Andy has been one of the few saving
graces of The Office in its last few seasons, but as it turns
out, the rest of his clan isn’t nearly as funny. Neither his
father(Stephen Collins) or his brother, Walter Jr(played by crooner
Josh Groban, who only seemed to be cast so the episode could be
promoted as having Josh Groban) earned laughs on their own. Mrs.
Bernard didn’t either, but at least she wasn’t involved in of the
shows most excruciatingly awkward scenes to date. As someone who
loved the original UK version of the series, I’m pretty partial to
cringe humor, the only problem in this case is that the US version
forgot that the humor was an integral part of that comedy style.
Watching Andy uncomfortably try to keep up with his father’s singing
was no more enjoyable for the audience at home than it was for the
one on screen. Things got even worse once Andy was pushed out by his
brother so senior and junior could share the spotlight. The insight
into why Andy is so desperate for the approval of his fellow office
workers that we received near the end of the episode simply couldn’t
make up for having to sit through such a drawn-out and painful scene.

Whether it was from little character
driven bits of comedy or the return of a character altogether,
“Garden Party” did find some moments to shine. Kevin’s toupee
making a reappearance was a nice touch, and silencing the waiter’s
protests as he wolfed down hor d’oeuvres was such a “Kevin” thing
to do you couldn’t help but laugh. Ryan’s toast to the troops -all
the troops- was another moment that seemed right of out of the
character’s playbook, recalling what an odd little hipster the once
temp has become in the past few seasons. It was also good to see Jim
and Dwight back to their old dynamic, instead of acting so chummy as
they did in the last episode. A good prank goes a long way, and
Jim’s(or James Trickington’s) fake guide to garden parties did just
that, producing a ton of material from the one setup. Mike Schur
taking a break from working on Parks and Recreation to reprise
his role as the even odder of the two Schrutes, Mose, was another
highlight, especially his quite literal car jumping. The episode
also found humor in a rather unexpected source, with a character who
had been having about as much material written for him as one of the
office plants.

Gabe finally made his presence known in
this episode and showed there was a reason for keeping the character
around despite Jo ordering him back to Florida at the end of last
season. Since then he’s just been standing in the background and
making us wonder if the writers forgot their own writing. With this
episode though, he was not only getting lines but earning laughs,
most prominently when he perfectly summed up Andy’s unique sense of
style; “I won’t dress like my life is just one long brunch.”
And his comment about wasting time talking to Stanley’s mistress
would have been even funnier if the joke hadn’t just been used during
Dwight’s very vocal welcoming of the guests.

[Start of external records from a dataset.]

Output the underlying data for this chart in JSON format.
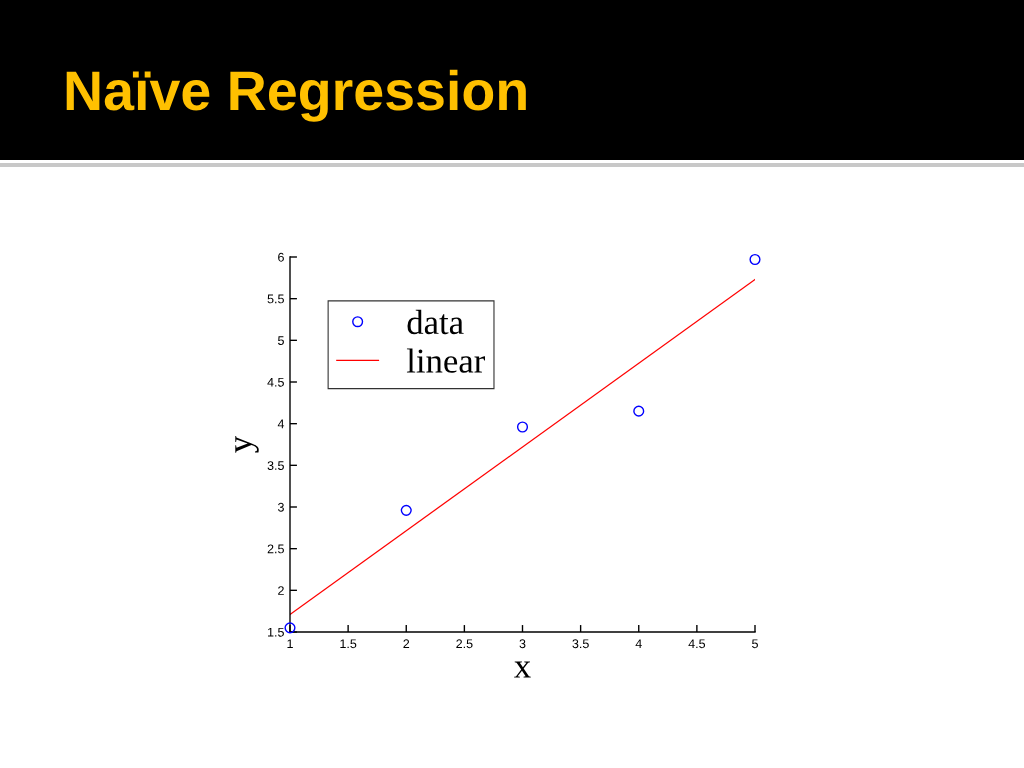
{
  "chart_data": {
    "type": "scatter",
    "title": "Naïve Regression",
    "xlabel": "x",
    "ylabel": "y",
    "x": [
      1,
      2,
      3,
      4,
      5
    ],
    "series": [
      {
        "name": "data",
        "color": "#0000ff",
        "marker": "circle",
        "values": [
          1.55,
          2.96,
          3.96,
          4.15,
          5.97
        ]
      },
      {
        "name": "linear",
        "type": "line",
        "color": "#ff0000",
        "x": [
          1,
          5
        ],
        "values": [
          1.71,
          5.73
        ]
      }
    ],
    "xlim": [
      1,
      5
    ],
    "ylim": [
      1.5,
      6
    ],
    "xticks": [
      1,
      1.5,
      2,
      2.5,
      3,
      3.5,
      4,
      4.5,
      5
    ],
    "yticks": [
      1.5,
      2,
      2.5,
      3,
      3.5,
      4,
      4.5,
      5,
      5.5,
      6
    ],
    "grid": false,
    "legend": "top left"
  }
}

Robert California’s toast just before
the singing kicked off had also come up short in the comedy
department, but he thankfully made up for his flub and actually
garnered the first laughs he’s received since his appearance in the
season seven finale. The marmalade and basil plant incident(Spader
killed it during Robert’s call to Andy) while very odd, managed to
not be outlandish, and felt like just the kind of thing we should
expect from his character. The potential of him getting fooled into
buying some very exotic, very illegal goat meat from Dwight also
created a hilarious moment, as did the randomness of him informing
Ryan he’s become acclimated to Southern Italy.

Though there was actually more good
than bad, what didn’t work was pretty much unbearable and brought
down the episode considerably. If The Office wants to only
create moments that are tolerable, let alone funny, then its best bet
is going to be avoiding awkward humor until they have a better handle
on it, and also avoid running jokes into the ground.